In diesem Beitrag geht es darum die „Presse“ zu beleuchten. Nicht erst seit der Corona-Pandemie und der Pegida Bewegung gibt es diesen Begriff „Lügenpresse“. In diesem Beitrag möchte ich  verschiedene Belege diskutieren, die einem zu der Annahme bringen, dass die „Medien“ lügen könnten.

Die Pediga-Bewegung und die Lügenpresse

Erinnern Sie sich noch an die Pegida-Bewegung, die 2015 allenthalben das Lied von der Lügenpresse gesungen hatte?

Forsa-Umfragen ergaben damals, dass in etwa 44 Prozent der dazu befragten Personen sehr wohl von der Existenz einer solchen Lügenpresse ausgingen in dem Sinne, dass die Medien „von ganz oben gesteuert“ werden.

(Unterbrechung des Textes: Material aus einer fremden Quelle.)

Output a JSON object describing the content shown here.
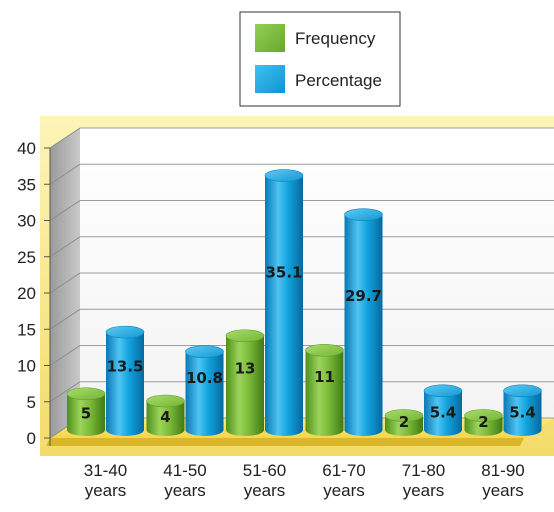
{
  "chart_data": {
    "type": "bar",
    "categories": [
      "31-40 years",
      "41-50 years",
      "51-60 years",
      "61-70 years",
      "71-80 years",
      "81-90 years"
    ],
    "category_lines": [
      [
        "31-40",
        "years"
      ],
      [
        "41-50",
        "years"
      ],
      [
        "51-60",
        "years"
      ],
      [
        "61-70",
        "years"
      ],
      [
        "71-80",
        "years"
      ],
      [
        "81-90",
        "years"
      ]
    ],
    "series": [
      {
        "name": "Frequency",
        "values": [
          5,
          4,
          13,
          11,
          2,
          2
        ],
        "labels": [
          "5",
          "4",
          "13",
          "11",
          "2",
          "2"
        ],
        "color": "#7dbd3a"
      },
      {
        "name": "Percentage",
        "values": [
          13.5,
          10.8,
          35.1,
          29.7,
          5.4,
          5.4
        ],
        "labels": [
          "13.5",
          "10.8",
          "35.1",
          "29.7",
          "5.4",
          "5.4"
        ],
        "color": "#10a3dd"
      }
    ],
    "ylim": [
      0,
      40
    ],
    "yticks": [
      "0",
      "5",
      "10",
      "15",
      "20",
      "25",
      "30",
      "35",
      "40"
    ],
    "grid": true,
    "legend_position": "top",
    "title": "",
    "xlabel": "",
    "ylabel": "",
    "style": "3d-cylinder"
  }
}
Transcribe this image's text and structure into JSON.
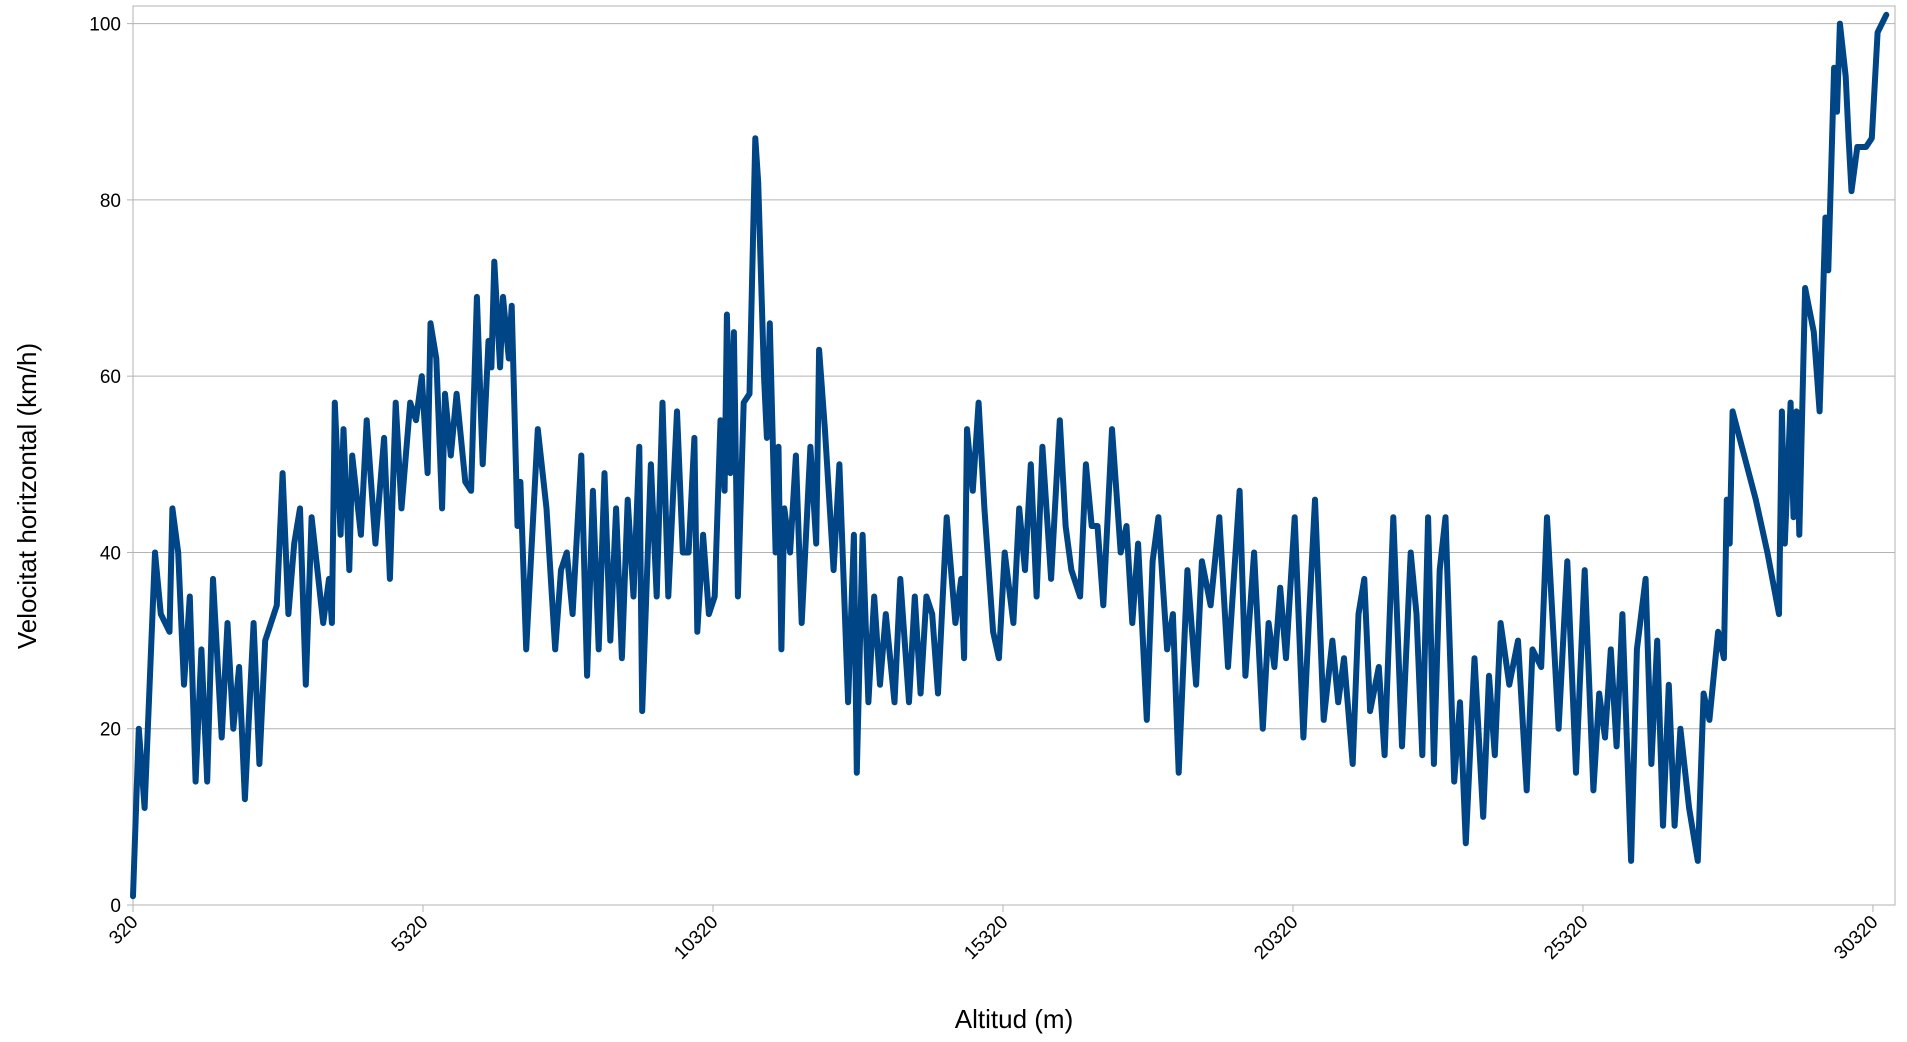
{
  "chart_data": {
    "type": "line",
    "x_label": "Altitud (m)",
    "y_label": "Velocitat horitzontal (km/h)",
    "color": "#004586",
    "grid": true,
    "xlim": [
      320,
      30700
    ],
    "ylim": [
      0,
      102
    ],
    "xticks": [
      320,
      5320,
      10320,
      15320,
      20320,
      25320,
      30320
    ],
    "yticks": [
      0,
      20,
      40,
      60,
      80,
      100
    ],
    "x": [
      320,
      420,
      520,
      700,
      800,
      950,
      1000,
      1100,
      1200,
      1300,
      1400,
      1500,
      1600,
      1700,
      1850,
      1950,
      2050,
      2150,
      2250,
      2400,
      2500,
      2600,
      2800,
      2900,
      3000,
      3100,
      3200,
      3300,
      3400,
      3600,
      3700,
      3750,
      3800,
      3900,
      3950,
      4050,
      4100,
      4250,
      4350,
      4500,
      4650,
      4750,
      4850,
      4950,
      5100,
      5200,
      5300,
      5400,
      5450,
      5550,
      5650,
      5700,
      5800,
      5900,
      6050,
      6150,
      6250,
      6350,
      6450,
      6500,
      6550,
      6650,
      6700,
      6800,
      6850,
      6950,
      7000,
      7100,
      7300,
      7450,
      7600,
      7700,
      7800,
      7900,
      8050,
      8150,
      8250,
      8350,
      8450,
      8550,
      8650,
      8750,
      8850,
      8950,
      9050,
      9100,
      9250,
      9350,
      9450,
      9550,
      9700,
      9800,
      9900,
      10000,
      10050,
      10150,
      10250,
      10350,
      10450,
      10520,
      10560,
      10620,
      10680,
      10750,
      10850,
      10950,
      11050,
      11100,
      11200,
      11250,
      11300,
      11400,
      11450,
      11500,
      11550,
      11650,
      11750,
      11850,
      12000,
      12100,
      12150,
      12250,
      12400,
      12500,
      12650,
      12750,
      12800,
      12900,
      13000,
      13100,
      13200,
      13300,
      13450,
      13550,
      13700,
      13800,
      13900,
      14000,
      14100,
      14200,
      14350,
      14500,
      14600,
      14650,
      14700,
      14800,
      14900,
      15000,
      15150,
      15250,
      15350,
      15500,
      15600,
      15700,
      15800,
      15900,
      16000,
      16150,
      16300,
      16400,
      16500,
      16650,
      16750,
      16850,
      16950,
      17050,
      17200,
      17350,
      17450,
      17550,
      17650,
      17800,
      17900,
      18000,
      18150,
      18250,
      18350,
      18500,
      18650,
      18750,
      18900,
      19050,
      19200,
      19400,
      19500,
      19650,
      19800,
      19900,
      20000,
      20100,
      20200,
      20350,
      20500,
      20600,
      20700,
      20850,
      21000,
      21100,
      21200,
      21350,
      21450,
      21550,
      21650,
      21800,
      21900,
      22050,
      22200,
      22350,
      22450,
      22550,
      22650,
      22750,
      22850,
      22950,
      23100,
      23200,
      23300,
      23450,
      23600,
      23700,
      23800,
      23900,
      24050,
      24200,
      24350,
      24450,
      24600,
      24700,
      24900,
      25050,
      25200,
      25350,
      25500,
      25600,
      25700,
      25800,
      25900,
      26000,
      26150,
      26250,
      26400,
      26500,
      26600,
      26700,
      26800,
      26900,
      27000,
      27150,
      27300,
      27400,
      27500,
      27650,
      27750,
      27800,
      27850,
      27900,
      28300,
      28500,
      28700,
      28750,
      28800,
      28900,
      28950,
      29000,
      29050,
      29150,
      29300,
      29400,
      29500,
      29550,
      29650,
      29700,
      29750,
      29850,
      29900,
      29950,
      30050,
      30200,
      30300,
      30400,
      30550
    ],
    "values": [
      1,
      20,
      11,
      40,
      33,
      31,
      45,
      40,
      25,
      35,
      14,
      29,
      14,
      37,
      19,
      32,
      20,
      27,
      12,
      32,
      16,
      30,
      34,
      49,
      33,
      41,
      45,
      25,
      44,
      32,
      37,
      32,
      57,
      42,
      54,
      38,
      51,
      42,
      55,
      41,
      53,
      37,
      57,
      45,
      57,
      55,
      60,
      49,
      66,
      62,
      45,
      58,
      51,
      58,
      48,
      47,
      69,
      50,
      64,
      61,
      73,
      61,
      69,
      62,
      68,
      43,
      48,
      29,
      54,
      45,
      29,
      38,
      40,
      33,
      51,
      26,
      47,
      29,
      49,
      30,
      45,
      28,
      46,
      35,
      52,
      22,
      50,
      35,
      57,
      35,
      56,
      40,
      40,
      53,
      31,
      42,
      33,
      35,
      55,
      47,
      67,
      49,
      65,
      35,
      57,
      58,
      87,
      82,
      60,
      53,
      66,
      40,
      52,
      29,
      45,
      40,
      51,
      32,
      52,
      41,
      63,
      54,
      38,
      50,
      23,
      42,
      15,
      42,
      23,
      35,
      25,
      33,
      23,
      37,
      23,
      35,
      24,
      35,
      33,
      24,
      44,
      32,
      37,
      28,
      54,
      47,
      57,
      45,
      31,
      28,
      40,
      32,
      45,
      38,
      50,
      35,
      52,
      37,
      55,
      43,
      38,
      35,
      50,
      43,
      43,
      34,
      54,
      40,
      43,
      32,
      41,
      21,
      39,
      44,
      29,
      33,
      15,
      38,
      25,
      39,
      34,
      44,
      27,
      47,
      26,
      40,
      20,
      32,
      27,
      36,
      28,
      44,
      19,
      33,
      46,
      21,
      30,
      23,
      28,
      16,
      33,
      37,
      22,
      27,
      17,
      44,
      18,
      40,
      33,
      17,
      44,
      16,
      38,
      44,
      14,
      23,
      7,
      28,
      10,
      26,
      17,
      32,
      25,
      30,
      13,
      29,
      27,
      44,
      20,
      39,
      15,
      38,
      13,
      24,
      19,
      29,
      18,
      33,
      5,
      29,
      37,
      16,
      30,
      9,
      25,
      9,
      20,
      11,
      5,
      24,
      21,
      31,
      28,
      46,
      41,
      56,
      46,
      40,
      33,
      56,
      41,
      57,
      44,
      56,
      42,
      70,
      65,
      56,
      78,
      72,
      95,
      90,
      100,
      94,
      87,
      81,
      86,
      86,
      87,
      99,
      101
    ]
  }
}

Stein des Anstoßes war gewiss die Art und Weise, wie die Flüchtlingsströme in der Medienberichterstattung behandelt wurden, wobei viele Bürger die Situation live in ihrem Wohnbezirk erlebten. Zwischen ihrer realen Wahrnehmung und der geschönten Darstellung durch Journalisten klaffte eine zynische Schere immer weiter auseinander.

Der frühere Berliner Finanzsenator Thilo Sarrazin (SPD) hat die Integration der Zuwanderer als gescheitert erklärt und erntete für seine Meinungsäußerung, wie so viele andere Menschen auch, einen medialen Shitstorm. Dies veranlasste den Kommunikationsforscher (TU Berlin) Norbert Bolz zu der Klarstellung, dass wir uns alle zurzeit weit entfernt von der Meinungsfreiheit befinden. Die Presse habe es sich angewöhnt, ausschließlich Vorzeigebeispiele sehr gut integrierter Migranten zu präsentieren. Doch zur Wahrheit gehört mehr als das.

Insofern sei der Verdacht, dass hier Manipulationen eine Rolle spielen, nicht von der Hand zu weisen. Viele Medien seien von einem linksintellektuellen, tabuisierten Diskurs durchsetzt.

Der Publizist Roland Tichy veröffentlichte in seinem Internet-Blog kritische Bemerkungen über den russischen Präsidenten Putin. Postwendend überrollte ihn eine erdrückende Protestwelle. Er faste die Situation ganz treffend so zusammen: „Die Grenzen zwischen Lügen, Verschweigen und Selbstzensur sind fließend.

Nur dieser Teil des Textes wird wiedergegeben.